Doris Lessing and the prize

As many of you probably know by now, Doris Lessing won the Nobel Prize in literature. Unfortunately, my knowledge of her is as follows:

Still, I’m heartened by and want to read Lessing’s novels because of an op-ed in The New York Times:

It is one of the paradoxes of our time that ideas capable of transforming our societies, full of insights about how the human animal actually behaves and thinks, are often presented in unreadable language.

[…]

A very common way of thinking in literary criticism is not seen as a consequence of Communism, but it is. Every writer has the experience of being told that a novel, a story, is “about” something or other. I wrote a story, “The Fifth Child,” which was at once pigeonholed as being about the Palestinian problem, genetic research, feminism, anti-Semitism and so on.

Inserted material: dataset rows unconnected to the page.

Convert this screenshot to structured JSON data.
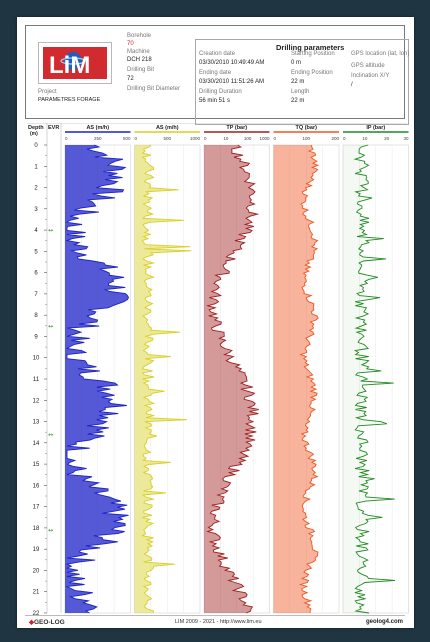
{
  "header": {
    "logo_text": "LiM",
    "project_label": "Project",
    "project_value": "PARAMETRES FORAGE",
    "borehole_label": "Borehole",
    "borehole_value": "70",
    "machine_label": "Machine",
    "machine_value": "DCH 218",
    "drilling_bit_label": "Drilling Bit",
    "drilling_bit_value": "72",
    "drilling_bit_diameter_label": "Drilling Bit Diameter",
    "params_title": "Drilling parameters",
    "creation_date_label": "Creation date",
    "creation_date_value": "03/30/2010 10:49:49 AM",
    "ending_date_label": "Ending date",
    "ending_date_value": "03/30/2010 11:51:26 AM",
    "drilling_duration_label": "Drilling Duration",
    "drilling_duration_value": "56 min 51 s",
    "starting_position_label": "Starting Position",
    "starting_position_value": "0 m",
    "ending_position_label": "Ending Position",
    "ending_position_value": "22 m",
    "length_label": "Length",
    "length_value": "22 m",
    "gps_location_label": "GPS location (lat, lon)",
    "gps_altitude_label": "GPS altitude",
    "inclination_label": "Inclination X/Y",
    "inclination_value": "/"
  },
  "log": {
    "depth_label": "Depth",
    "depth_unit": "(m)",
    "evr_label": "EVR",
    "depth_ticks": [
      "0",
      "1",
      "2",
      "3",
      "4",
      "5",
      "6",
      "7",
      "8",
      "9",
      "10",
      "11",
      "12",
      "13",
      "14",
      "15",
      "16",
      "17",
      "18",
      "19",
      "20",
      "21",
      "22"
    ],
    "depth_max": 22,
    "evr_markers": [
      4,
      8.5,
      13.6,
      18.1
    ],
    "tracks": [
      {
        "name": "AS (m/h)",
        "color": "#1c22c8",
        "scale_labels": [
          "0",
          "250",
          "500"
        ]
      },
      {
        "name": "AS (m/h)",
        "color": "#d8cf21",
        "scale_labels": [
          "0",
          "500",
          "1000"
        ]
      },
      {
        "name": "TP (bar)",
        "color": "#a01e1e",
        "scale_labels": [
          "0",
          "10",
          "100",
          "1000"
        ]
      },
      {
        "name": "TQ (bar)",
        "color": "#ee5722",
        "scale_labels": [
          "0",
          "100",
          "200"
        ]
      },
      {
        "name": "IP (bar)",
        "color": "#1f8a1f",
        "scale_labels": [
          "0",
          "10",
          "20",
          "30"
        ]
      }
    ]
  },
  "footer": {
    "left": "GEO-LOG",
    "center": "LIM 2009 - 2021 - http://www.lim.eu",
    "right": "geolog4.com"
  }
}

A journalist from France walked into my living room and before she had even sat down said, “Of course ‘The Fifth Child’ is about AIDS.”

An effective conversation stopper, I assure you. But what is interesting is the habit of mind that has to analyze a literary work like this. If you say, “Had I wanted to write about AIDS or the Palestinian problem I would have written a pamphlet,” you tend to get baffled stares. That a work of the imagination has to be “really” about some problem is, again, an heir of Socialist Realism. To write a story for the sake of storytelling is frivolous, not to say reactionary.

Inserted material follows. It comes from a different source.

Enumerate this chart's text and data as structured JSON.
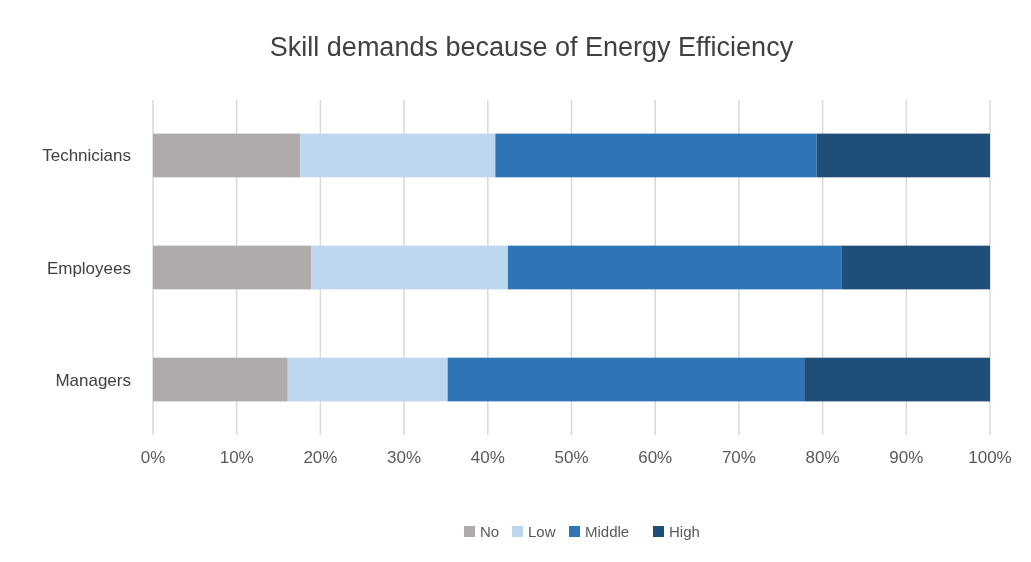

I very much want to keep quoting, but if I continue I’ll copy the whole thing. It also marks her side on a list I’ve started keeping, with writers who believe in art for art’s sake on one side (some Romantic poets, Lessing, T.S. Eliot, Nabokov) and art being inherently political on the other side (many academic literary critics, Orwell). The debate is unending, and I fall more toward the art for art’s sake end of the spectrum.

In addition to Lessing’s piece, read Christopher Hitchens’ comments about this year’s choice in Slate. Hitchens is right about the many weak picks in the Nobel Literature prize, but he goes too far by calling many “time-servers and second-raters.” Then again, if he didn’t go too far he wouldn’t be Hitchens.